「やりたいこと」と「すべきこと」

 私のように家業を継いでいると周囲への配慮や全体のなかでの自分の役割や位置を意識する機会が少ないものです。そのため何も言わなくても分かってもらえると誤解したり、役割分担をして全体を作りあげていくということが苦手だったりします。農耕民族である日本人は村という共同体のなかで暮らしてきました。そのため協調性ということに長けた民族だと思うのですが、時代の変化と共に周囲への配慮よりも自分を優先する風潮が強くなり、誤解された個性が横行しているように感じられます。

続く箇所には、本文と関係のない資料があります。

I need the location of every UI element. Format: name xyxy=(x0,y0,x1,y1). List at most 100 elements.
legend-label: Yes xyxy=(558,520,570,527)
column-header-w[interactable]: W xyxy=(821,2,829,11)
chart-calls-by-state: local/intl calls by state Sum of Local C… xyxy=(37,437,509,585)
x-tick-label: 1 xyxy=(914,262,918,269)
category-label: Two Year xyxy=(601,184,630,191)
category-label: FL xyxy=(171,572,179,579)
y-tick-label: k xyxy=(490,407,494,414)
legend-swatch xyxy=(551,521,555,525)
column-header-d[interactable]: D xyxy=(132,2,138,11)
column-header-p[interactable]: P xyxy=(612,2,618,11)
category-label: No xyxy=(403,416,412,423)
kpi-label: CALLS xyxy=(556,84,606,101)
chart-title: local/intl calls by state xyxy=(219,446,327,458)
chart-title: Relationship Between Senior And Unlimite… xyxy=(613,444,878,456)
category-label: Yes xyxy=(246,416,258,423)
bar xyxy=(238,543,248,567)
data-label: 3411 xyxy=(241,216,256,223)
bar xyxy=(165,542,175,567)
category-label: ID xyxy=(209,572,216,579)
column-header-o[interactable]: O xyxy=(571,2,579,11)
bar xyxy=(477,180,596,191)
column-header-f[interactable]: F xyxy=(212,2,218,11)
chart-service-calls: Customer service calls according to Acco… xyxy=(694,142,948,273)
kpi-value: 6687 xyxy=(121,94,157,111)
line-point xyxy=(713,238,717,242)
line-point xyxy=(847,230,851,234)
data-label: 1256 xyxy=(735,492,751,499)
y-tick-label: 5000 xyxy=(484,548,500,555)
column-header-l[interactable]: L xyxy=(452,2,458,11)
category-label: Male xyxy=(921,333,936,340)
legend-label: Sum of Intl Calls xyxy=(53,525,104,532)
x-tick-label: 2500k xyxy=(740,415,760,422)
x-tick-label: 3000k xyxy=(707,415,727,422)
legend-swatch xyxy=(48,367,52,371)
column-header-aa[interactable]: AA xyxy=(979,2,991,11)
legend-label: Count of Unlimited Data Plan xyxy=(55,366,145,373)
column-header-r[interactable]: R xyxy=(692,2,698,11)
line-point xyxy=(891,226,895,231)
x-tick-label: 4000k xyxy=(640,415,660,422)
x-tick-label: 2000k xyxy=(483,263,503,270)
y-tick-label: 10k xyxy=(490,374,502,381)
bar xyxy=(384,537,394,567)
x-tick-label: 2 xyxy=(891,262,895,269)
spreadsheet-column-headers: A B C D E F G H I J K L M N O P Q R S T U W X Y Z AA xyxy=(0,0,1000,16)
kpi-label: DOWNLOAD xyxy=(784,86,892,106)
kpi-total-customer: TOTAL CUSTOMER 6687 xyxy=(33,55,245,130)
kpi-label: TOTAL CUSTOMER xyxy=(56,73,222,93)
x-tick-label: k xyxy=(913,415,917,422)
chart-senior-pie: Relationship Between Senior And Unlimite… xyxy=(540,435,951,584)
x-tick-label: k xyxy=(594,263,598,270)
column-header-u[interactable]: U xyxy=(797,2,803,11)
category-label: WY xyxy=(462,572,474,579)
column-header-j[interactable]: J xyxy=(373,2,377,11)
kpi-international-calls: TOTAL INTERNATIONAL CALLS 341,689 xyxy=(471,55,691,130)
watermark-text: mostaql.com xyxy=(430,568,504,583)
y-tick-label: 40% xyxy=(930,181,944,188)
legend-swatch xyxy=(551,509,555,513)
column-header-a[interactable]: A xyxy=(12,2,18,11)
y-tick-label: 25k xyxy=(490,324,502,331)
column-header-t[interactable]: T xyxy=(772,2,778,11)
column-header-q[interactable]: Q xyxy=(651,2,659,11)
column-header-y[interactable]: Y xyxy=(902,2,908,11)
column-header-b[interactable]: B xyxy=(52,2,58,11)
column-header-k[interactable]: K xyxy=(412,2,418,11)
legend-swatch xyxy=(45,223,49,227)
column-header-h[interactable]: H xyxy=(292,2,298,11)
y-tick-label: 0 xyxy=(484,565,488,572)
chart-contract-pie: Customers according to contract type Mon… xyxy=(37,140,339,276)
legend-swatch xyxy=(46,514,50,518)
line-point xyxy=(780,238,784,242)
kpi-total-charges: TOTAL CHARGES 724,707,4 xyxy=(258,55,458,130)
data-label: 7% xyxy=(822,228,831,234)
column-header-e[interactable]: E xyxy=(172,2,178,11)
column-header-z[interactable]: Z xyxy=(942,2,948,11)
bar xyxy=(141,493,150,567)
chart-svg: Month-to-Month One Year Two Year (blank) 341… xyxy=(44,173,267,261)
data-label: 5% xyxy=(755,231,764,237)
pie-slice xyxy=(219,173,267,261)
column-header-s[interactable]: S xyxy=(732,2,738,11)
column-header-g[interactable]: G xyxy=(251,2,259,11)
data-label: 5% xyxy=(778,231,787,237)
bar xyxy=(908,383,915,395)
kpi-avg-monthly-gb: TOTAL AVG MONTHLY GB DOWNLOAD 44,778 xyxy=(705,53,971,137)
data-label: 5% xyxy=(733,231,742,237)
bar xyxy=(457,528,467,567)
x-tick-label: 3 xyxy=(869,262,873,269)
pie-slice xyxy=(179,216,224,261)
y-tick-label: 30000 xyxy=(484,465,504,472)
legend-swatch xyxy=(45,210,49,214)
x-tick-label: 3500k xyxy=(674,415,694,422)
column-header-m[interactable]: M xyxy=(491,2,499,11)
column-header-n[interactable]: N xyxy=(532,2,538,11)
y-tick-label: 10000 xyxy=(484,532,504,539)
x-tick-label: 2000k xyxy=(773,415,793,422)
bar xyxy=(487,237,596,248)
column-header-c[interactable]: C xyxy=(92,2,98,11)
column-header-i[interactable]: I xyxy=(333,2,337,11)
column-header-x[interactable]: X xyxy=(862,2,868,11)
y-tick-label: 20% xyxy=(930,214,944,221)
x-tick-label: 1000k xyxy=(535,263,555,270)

 本来の個性とは自分と相手の違いを認めることだと思うのですが、現在は好き勝手に生きることが個性であるかのように思われています。誤った個性は周囲との調和を乱し社会を混乱させます。そもそも「人間」という言葉は「人の間で生きる」という意味があります。人間は物質的にも精神的にも一人で生きることはできません。私達が考えている以上に社会的な生き物なのです。社会的な生き物であるならば、やはり周囲への配慮は必要であり、みんなが暮らしやすい環境を作らなければなりません。周囲に迷惑をかけたり不愉快にさせることは、自らの生活環境を悪化させているようなものです。


 自分の言葉や行動が周囲にどのような影響を与えているのか、さらにはその影響が自分にどのような形で返ってくるのかを考えてみることも大切です。私は人間として人の間で暮らしていくためには信用が大切だと思っています。周囲から信頼され望まれることで、居場所と役割を得て豊かに暮らすことができます。自分がやりたいことをやるのも楽しいのですが、人に喜ばれることはもっと楽しいと思える人は幸せだと思うのです。自由に生きることが許されている時代ですが、だからこそ「やりたいこと」と「すべきこと」の区別と実践が求められているのではないでしょうか。